Preventing Preterm Births By Balancing Hormones
The relationship between two different types of estrogen and a hormone produced in the placenta may serve as the mechanism for signaling labor, according to a new study accepted for publication in The Endocrine Society’s Journal of Clinical Endocrinology & Metabolism (JCEM). This finding may help doctors intervene and prevent preterm birth much more effectively.
"The trigger for the onset of labor in women has been a puzzle for a long time," says Dr. Roger Smith, MD, PhD, of John Hunter Hospital in Newcastle, Australia and lead author of the study. "Our findings show we may have an answer, and furthermore may be able to delay or advance labor."
Humans have two types of estrogen called estradiol (E2) and estriol (E3). When E2 and E3 are in roughly equal amounts there is no drive to labor, but the opposite holds true once one becomes in greater excess than the other. This study evaluated the ratio of E3 to E2 in 500 pregnant women and found that it went up rapidly as labor approached indicating that E3 could stimulate the onset of labor.

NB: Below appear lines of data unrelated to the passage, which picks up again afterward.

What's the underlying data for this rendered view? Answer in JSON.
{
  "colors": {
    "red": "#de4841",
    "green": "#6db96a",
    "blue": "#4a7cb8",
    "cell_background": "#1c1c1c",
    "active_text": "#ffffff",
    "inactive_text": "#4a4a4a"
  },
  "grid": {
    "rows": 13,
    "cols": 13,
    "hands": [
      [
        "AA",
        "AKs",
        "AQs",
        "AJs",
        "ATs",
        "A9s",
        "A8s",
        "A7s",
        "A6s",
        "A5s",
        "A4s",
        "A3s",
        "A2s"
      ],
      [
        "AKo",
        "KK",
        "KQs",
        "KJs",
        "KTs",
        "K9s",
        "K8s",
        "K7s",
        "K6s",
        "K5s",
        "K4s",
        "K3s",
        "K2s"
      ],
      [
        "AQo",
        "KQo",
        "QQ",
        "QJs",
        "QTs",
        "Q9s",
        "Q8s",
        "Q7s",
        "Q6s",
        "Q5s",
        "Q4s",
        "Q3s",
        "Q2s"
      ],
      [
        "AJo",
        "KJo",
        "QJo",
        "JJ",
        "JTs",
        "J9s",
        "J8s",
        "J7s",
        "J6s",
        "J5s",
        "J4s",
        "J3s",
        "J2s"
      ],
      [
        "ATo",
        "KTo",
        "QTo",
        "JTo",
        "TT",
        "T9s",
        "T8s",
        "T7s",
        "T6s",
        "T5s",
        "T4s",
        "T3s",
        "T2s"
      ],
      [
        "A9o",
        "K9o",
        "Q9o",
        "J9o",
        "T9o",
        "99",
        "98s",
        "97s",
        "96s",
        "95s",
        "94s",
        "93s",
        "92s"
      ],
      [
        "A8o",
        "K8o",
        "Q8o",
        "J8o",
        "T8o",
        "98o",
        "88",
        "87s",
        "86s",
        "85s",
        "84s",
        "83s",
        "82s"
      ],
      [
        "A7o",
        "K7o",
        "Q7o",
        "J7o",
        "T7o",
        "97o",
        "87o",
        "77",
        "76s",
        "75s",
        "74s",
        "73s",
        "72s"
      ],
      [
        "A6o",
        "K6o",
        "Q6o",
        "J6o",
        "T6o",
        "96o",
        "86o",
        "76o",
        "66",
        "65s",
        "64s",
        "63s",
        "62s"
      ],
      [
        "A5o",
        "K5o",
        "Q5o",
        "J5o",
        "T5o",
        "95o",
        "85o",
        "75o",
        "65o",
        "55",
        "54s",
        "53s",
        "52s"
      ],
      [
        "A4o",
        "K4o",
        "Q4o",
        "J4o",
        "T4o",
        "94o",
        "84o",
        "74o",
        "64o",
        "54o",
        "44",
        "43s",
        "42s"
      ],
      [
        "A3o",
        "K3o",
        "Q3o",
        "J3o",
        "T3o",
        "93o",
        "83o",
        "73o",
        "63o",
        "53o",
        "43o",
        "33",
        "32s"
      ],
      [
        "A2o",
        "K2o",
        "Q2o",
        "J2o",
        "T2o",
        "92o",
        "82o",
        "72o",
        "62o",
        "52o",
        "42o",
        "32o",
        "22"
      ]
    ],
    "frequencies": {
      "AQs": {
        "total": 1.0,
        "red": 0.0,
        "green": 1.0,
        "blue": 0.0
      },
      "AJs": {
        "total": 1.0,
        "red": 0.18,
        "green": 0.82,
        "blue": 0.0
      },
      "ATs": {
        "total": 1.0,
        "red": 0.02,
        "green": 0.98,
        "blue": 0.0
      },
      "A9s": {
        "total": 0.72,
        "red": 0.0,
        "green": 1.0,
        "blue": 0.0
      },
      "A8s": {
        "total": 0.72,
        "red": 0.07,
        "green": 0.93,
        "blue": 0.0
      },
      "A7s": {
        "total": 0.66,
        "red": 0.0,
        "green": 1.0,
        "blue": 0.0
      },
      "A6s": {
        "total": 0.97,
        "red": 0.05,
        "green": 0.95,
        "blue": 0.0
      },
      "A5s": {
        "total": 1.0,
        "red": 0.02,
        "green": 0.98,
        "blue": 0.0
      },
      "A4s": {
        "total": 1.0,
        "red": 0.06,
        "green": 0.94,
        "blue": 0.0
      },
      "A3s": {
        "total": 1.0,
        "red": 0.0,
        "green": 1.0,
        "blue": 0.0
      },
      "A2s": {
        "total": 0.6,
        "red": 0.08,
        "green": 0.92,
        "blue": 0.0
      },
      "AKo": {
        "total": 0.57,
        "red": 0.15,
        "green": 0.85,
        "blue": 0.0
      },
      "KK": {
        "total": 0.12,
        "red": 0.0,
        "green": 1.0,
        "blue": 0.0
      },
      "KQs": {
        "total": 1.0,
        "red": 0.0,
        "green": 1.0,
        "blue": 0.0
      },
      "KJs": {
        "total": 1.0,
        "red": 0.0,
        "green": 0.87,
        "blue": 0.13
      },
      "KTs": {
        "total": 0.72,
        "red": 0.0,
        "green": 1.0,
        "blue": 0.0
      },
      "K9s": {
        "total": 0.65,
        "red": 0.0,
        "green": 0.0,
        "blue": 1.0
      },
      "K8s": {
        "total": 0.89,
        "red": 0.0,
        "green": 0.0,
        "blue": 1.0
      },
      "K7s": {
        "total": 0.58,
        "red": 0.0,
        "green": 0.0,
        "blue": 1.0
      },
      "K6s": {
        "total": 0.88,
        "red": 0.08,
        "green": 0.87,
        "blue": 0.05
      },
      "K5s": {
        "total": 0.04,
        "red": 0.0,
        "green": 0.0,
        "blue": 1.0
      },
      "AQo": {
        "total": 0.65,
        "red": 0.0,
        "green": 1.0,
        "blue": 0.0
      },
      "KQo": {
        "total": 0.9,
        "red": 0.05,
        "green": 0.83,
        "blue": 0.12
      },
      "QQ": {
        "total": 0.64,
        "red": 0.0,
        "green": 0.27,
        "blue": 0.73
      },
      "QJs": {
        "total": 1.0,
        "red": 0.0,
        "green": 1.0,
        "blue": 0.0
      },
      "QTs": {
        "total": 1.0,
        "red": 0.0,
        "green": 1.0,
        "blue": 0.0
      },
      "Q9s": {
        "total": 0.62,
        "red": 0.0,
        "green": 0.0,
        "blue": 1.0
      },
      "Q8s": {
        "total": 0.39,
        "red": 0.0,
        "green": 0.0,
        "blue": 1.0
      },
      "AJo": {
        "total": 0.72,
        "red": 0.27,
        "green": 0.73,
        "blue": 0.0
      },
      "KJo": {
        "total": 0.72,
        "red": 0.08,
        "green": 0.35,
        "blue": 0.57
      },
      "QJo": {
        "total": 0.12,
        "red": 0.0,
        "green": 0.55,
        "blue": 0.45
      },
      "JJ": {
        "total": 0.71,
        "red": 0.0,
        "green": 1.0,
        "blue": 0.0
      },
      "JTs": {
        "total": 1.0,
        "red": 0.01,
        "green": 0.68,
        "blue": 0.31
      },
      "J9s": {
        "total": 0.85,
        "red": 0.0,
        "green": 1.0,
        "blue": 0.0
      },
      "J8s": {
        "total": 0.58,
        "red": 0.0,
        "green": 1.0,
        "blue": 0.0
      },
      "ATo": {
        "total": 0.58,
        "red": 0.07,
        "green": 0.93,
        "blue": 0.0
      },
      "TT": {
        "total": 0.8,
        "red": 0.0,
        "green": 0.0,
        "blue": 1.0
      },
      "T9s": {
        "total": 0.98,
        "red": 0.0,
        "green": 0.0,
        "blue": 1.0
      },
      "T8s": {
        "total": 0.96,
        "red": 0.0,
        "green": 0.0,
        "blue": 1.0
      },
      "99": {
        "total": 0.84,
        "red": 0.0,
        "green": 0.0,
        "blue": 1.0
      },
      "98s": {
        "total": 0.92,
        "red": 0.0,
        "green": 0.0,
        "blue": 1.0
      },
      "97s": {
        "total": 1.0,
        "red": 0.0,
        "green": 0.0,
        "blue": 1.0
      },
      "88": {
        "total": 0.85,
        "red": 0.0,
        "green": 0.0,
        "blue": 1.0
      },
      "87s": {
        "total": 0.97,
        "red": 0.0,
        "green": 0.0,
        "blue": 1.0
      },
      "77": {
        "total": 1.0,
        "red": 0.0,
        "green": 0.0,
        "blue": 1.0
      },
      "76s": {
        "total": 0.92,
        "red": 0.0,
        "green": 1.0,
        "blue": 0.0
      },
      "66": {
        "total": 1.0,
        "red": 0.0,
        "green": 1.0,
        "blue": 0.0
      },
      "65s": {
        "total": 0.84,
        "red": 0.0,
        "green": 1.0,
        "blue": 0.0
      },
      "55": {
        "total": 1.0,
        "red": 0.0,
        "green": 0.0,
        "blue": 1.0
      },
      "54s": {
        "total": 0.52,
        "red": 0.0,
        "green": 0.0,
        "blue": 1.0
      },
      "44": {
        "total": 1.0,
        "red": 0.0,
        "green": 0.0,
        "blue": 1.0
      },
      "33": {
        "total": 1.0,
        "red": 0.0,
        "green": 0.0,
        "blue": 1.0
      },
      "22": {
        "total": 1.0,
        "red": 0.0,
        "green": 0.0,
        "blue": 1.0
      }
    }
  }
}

Dr. Smith and his colleagues then sought to understand what was causing the increase in E3 and they believe they found an answer. In a previous study they showed that a hormone in the placenta, called corticotrophin-releasing hormone (CRH), rises rapidly through pregnancy, peaking at the time of labor. CRH levels rise earlier in women who deliver prematurely and later in women who deliver late, forming a biological clock that regulates the length of pregnancy.
Researchers also showed that CRH can act on the adrenal glands of the fetus to stimulate the production of a steroid hormone which the placenta uses to make E3. This study showed a strong relationship between CRH levels in the mother’s blood in the weeks before birth and the levels of E3 supporting the view that CRH increases E3.
"CRH may be the catalyst for the onset of labor, by driving steroid hormone production in the fetus, which then leads to an increase in E3 so that it exceeds E2," said Dr. Smith. "If this progression is correct, it may explain why women with a baby who dies in utero can still go into labor. In this scenario, levels of E3 would drop making E2 more dominant and triggering the onset of labor."
"It may be possible to delay or advance labor by varying the ratio of E3 to E2 by giving either E2 or E3 to the pregnant woman," said Dr. Smith. "It may also be possible to predict the timing of birth by monitoring this ratio between the two estrogens."
Dr. Smith notes that this is the first study to show these results and confirmation through further research is needed.
Other researchers working on the study include Julia Smith, Patricia Engel, Maria Bowman, Andrew Bisits and Shaun McGrath of the Mothers and Babies Research Centre at the University of Newcastle in Australia; and Patrick McElduff of the Hunter Medical Research Institute in Newcastle, Australia; David Smith of the University of Western Australia; and Warwick Giles of the University of Sydney in Australia.
The article "Patterns of Plasma Corticotrophin-Releasing Hormone, Progesterone, Estradiol and Estriol Change and the Onset of Human Labor," will appear in the June 2009 issue of JCEM.